2 September 2025 20:33 WIB
Ilustrasi. (Insidepontianak.com/Gregorius)

KUBU RAYA, insidepontianak.com – Di Desa Teluk Bakung, Kecamatan Sungai Ambawang, Kabupaten Kubu Raya, suara gergaji mesin tak lagi membisingkan. Tapi, sudah terdengar seperti 'irama' karena telah bersahabat dengan telinga.

Bagaimana tidak? Setiap hari, chainsaw mengaung membabat pohon. Desa Teluk Bakung yang berpenghuni 266 KK, sebagain besar warganya berprofesi sebagai penebang kayu. Pekerjaan turun temurun menjanjikan cepat terima cuan.

“Sehari bisa dapat Rp150 ribu dari nebang kayu,” ungkap Sukarno, yang dulu penebang andal.

Namun, di balik keuntungan sesaat itu, ada jejak kerusakan yang membekas. Hutan yang menjadi jantung desa, terkikis. Kerusakan lingkungan semakin parah akibat aktivitas ilegal logging.

Titik Balik di Hutan Desa

Di tengah dilema, secercah harapan datang pada akhir 2019, untuk menyelamatkan hutan Desa Teluk Bakung dari ancaman deforestasi akibat penebangan pohon dengan alasan ekonomi.

Kementerian Lingkungan Hidup dan Kehutanan menetapkan 5.565 hektare Hutan Desa Teluk Bakung sebagai bagian dari skema program perhutanan sosial.

Kebijakan ini mengizinkan warga memanfaatkan hasil hutan melalui Lembaga Pengelola Hutan Desa (LPHD). Namun, dengan syarat: harus menjaga kelestarian berkelanjutan.
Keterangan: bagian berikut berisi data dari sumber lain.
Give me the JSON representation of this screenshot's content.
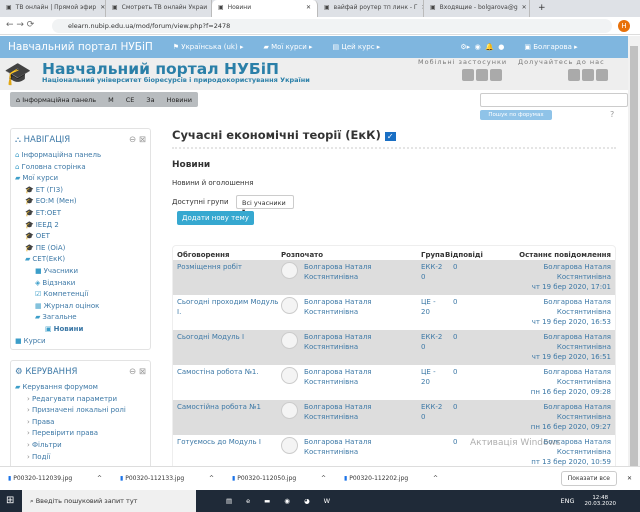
{
  "browser": {
    "tabs": [
      {
        "label": "ТВ онлайн | Прямой эфир",
        "active": false
      },
      {
        "label": "Смотреть ТВ онлайн Украи",
        "active": false
      },
      {
        "label": "Новини",
        "active": true
      },
      {
        "label": "вайфай роутер тп линк - Г",
        "active": false
      },
      {
        "label": "Входящие - bolgarova@g",
        "active": false
      }
    ],
    "url": "elearn.nubip.edu.ua/mod/forum/view.php?f=2478",
    "profile_initial": "Н"
  },
  "navbar": {
    "brand": "Навчальний портал НУБіП",
    "language": "Українська (uk)",
    "my_courses": "Мої курси",
    "this_course": "Цей курс",
    "user": "Болгарова"
  },
  "header": {
    "title": "Навчальний портал НУБіП",
    "subtitle": "Національний університет біоресурсів і природокористування України",
    "mobile": "Мобільні застосунки",
    "join": "Долучайтесь до нас"
  },
  "breadcrumb": [
    "Інформаційна панель",
    "М",
    "СЕ",
    "За",
    "Новини"
  ],
  "search": {
    "button": "Пошук по форумах"
  },
  "navigation": {
    "title": "НАВІГАЦІЯ",
    "items": [
      {
        "label": "Інформаційна панель",
        "level": 0,
        "icon": "home"
      },
      {
        "label": "Головна сторінка",
        "level": 0,
        "icon": "home"
      },
      {
        "label": "Мої курси",
        "level": 0,
        "icon": "folder-open"
      },
      {
        "label": "ЕТ (ГІЗ)",
        "level": 1,
        "icon": "grad-cap"
      },
      {
        "label": "ЕО:М (Мен)",
        "level": 1,
        "icon": "grad-cap"
      },
      {
        "label": "ЕТ:ОЕТ",
        "level": 1,
        "icon": "grad-cap"
      },
      {
        "label": "ІЕЕД 2",
        "level": 1,
        "icon": "grad-cap"
      },
      {
        "label": "ОЕТ",
        "level": 1,
        "icon": "grad-cap"
      },
      {
        "label": "ПЕ (ОіА)",
        "level": 1,
        "icon": "grad-cap"
      },
      {
        "label": "СЕТ(ЕкК)",
        "level": 1,
        "icon": "folder-open"
      },
      {
        "label": "Учасники",
        "level": 2,
        "icon": "folder"
      },
      {
        "label": "Відзнаки",
        "level": 2,
        "icon": "shield"
      },
      {
        "label": "Компетенції",
        "level": 2,
        "icon": "checkbox"
      },
      {
        "label": "Журнал оцінок",
        "level": 2,
        "icon": "table"
      },
      {
        "label": "Загальне",
        "level": 2,
        "icon": "folder-open"
      },
      {
        "label": "Новини",
        "level": 3,
        "icon": "forum"
      },
      {
        "label": "Курси",
        "level": 0,
        "icon": "folder"
      }
    ]
  },
  "management": {
    "title": "КЕРУВАННЯ",
    "root": "Керування форумом",
    "items": [
      "Редагувати параметри",
      "Призначені локальні ролі",
      "Права",
      "Перевірити права",
      "Фільтри",
      "Події"
    ]
  },
  "main": {
    "course_title": "Сучасні економічні теорії (ЕкК)",
    "forum_title": "Новини",
    "description": "Новини й оголошення",
    "groups_label": "Доступні групи",
    "groups_value": "Всі учасники",
    "add_button": "Додати нову тему"
  },
  "table": {
    "headers": [
      "Обговорення",
      "Розпочато",
      "Група",
      "Відповіді",
      "Останнє повідомлення"
    ],
    "rows": [
      {
        "topic": "Розміщення робіт",
        "author": "Болгарова Наталя Костянтинівна",
        "group": "ЕКК-2 0",
        "replies": "0",
        "last_author": "Болгарова Наталя Костянтинівна",
        "last_date": "чт 19 бер 2020, 17:01"
      },
      {
        "topic": "Сьогодні проходим Модуль І.",
        "author": "Болгарова Наталя Костянтинівна",
        "group": "ЦЕ - 20",
        "replies": "0",
        "last_author": "Болгарова Наталя Костянтинівна",
        "last_date": "чт 19 бер 2020, 16:53"
      },
      {
        "topic": "Сьогодні Модуль І",
        "author": "Болгарова Наталя Костянтинівна",
        "group": "ЕКК-2 0",
        "replies": "0",
        "last_author": "Болгарова Наталя Костянтинівна",
        "last_date": "чт 19 бер 2020, 16:51"
      },
      {
        "topic": "Самостіна робота №1.",
        "author": "Болгарова Наталя Костянтинівна",
        "group": "ЦЕ - 20",
        "replies": "0",
        "last_author": "Болгарова Наталя Костянтинівна",
        "last_date": "пн 16 бер 2020, 09:28"
      },
      {
        "topic": "Самостійна робота №1",
        "author": "Болгарова Наталя Костянтинівна",
        "group": "ЕКК-2 0",
        "replies": "0",
        "last_author": "Болгарова Наталя Костянтинівна",
        "last_date": "пн 16 бер 2020, 09:27"
      },
      {
        "topic": "Готуємось до Модуль І",
        "author": "Болгарова Наталя Костянтинівна",
        "group": "",
        "replies": "0",
        "last_author": "Болгарова Наталя Костянтинівна",
        "last_date": "пт 13 бер 2020, 10:59"
      }
    ]
  },
  "downloads": {
    "files": [
      "P00320-112039.jpg",
      "P00320-112133.jpg",
      "P00320-112050.jpg",
      "P00320-112202.jpg"
    ],
    "show_all": "Показати все"
  },
  "taskbar": {
    "search_placeholder": "Введіть пошуковий запит тут",
    "lang": "ENG",
    "time": "12:48",
    "date": "20.03.2020"
  }
}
LPHD Teluk Bakung berpegang pada tiga pilar utama dalam pemanfaatan perhutanan sosial: kelola kelembagaan, kelola kawasan, dan kelola usaha.

Kelola kelembagaan dilakukan dengan membangun organisasi yang transparan. Kelola kawasan berfokus pada patroli rutin, reboisasi, dan pencegahan kebakaran.

Sedangkan kelola usaha dijalankan dengan membuka peluang ekonomi baru yang ramah lingkungan.

“Dengan tiga pilar ini, kami ingin masyarakat tidak hanya jadi penonton, tapi benar-benar pelaku utama dalam pengelolaan hutan,” jelas Nikosius, Sekretaris LPHD Teluk Bakung.

Ia optimistis, LPHD perlahan-lahan bisa mengikis ketergantungan warga pada kayu. Sekarang saja, warga desa sudah mulai meninggalkan profesi logger.

“Kalaupun masih ada yang menebang, biasanya itu dari warga luar desa,” tambahnya.

Jalan Baru Menuju Lestari

Untuk mengalihkan praktik penebangan pohon, LPHD Teluk Bakung menginisiasi program ekonomi 'silvopastura', sebuah sistem usaha yang mengintegrasikan kehutanan dengan peternakan.

Sebuah lembaga bernama Kelompok Usaha Perhutanan Sosial (KUPS) Silvopastura Timawak Loncek pun dibentuk, dengan Sukarno--mantan penebang kayu andal--ditunjuk sebagai ketuanya.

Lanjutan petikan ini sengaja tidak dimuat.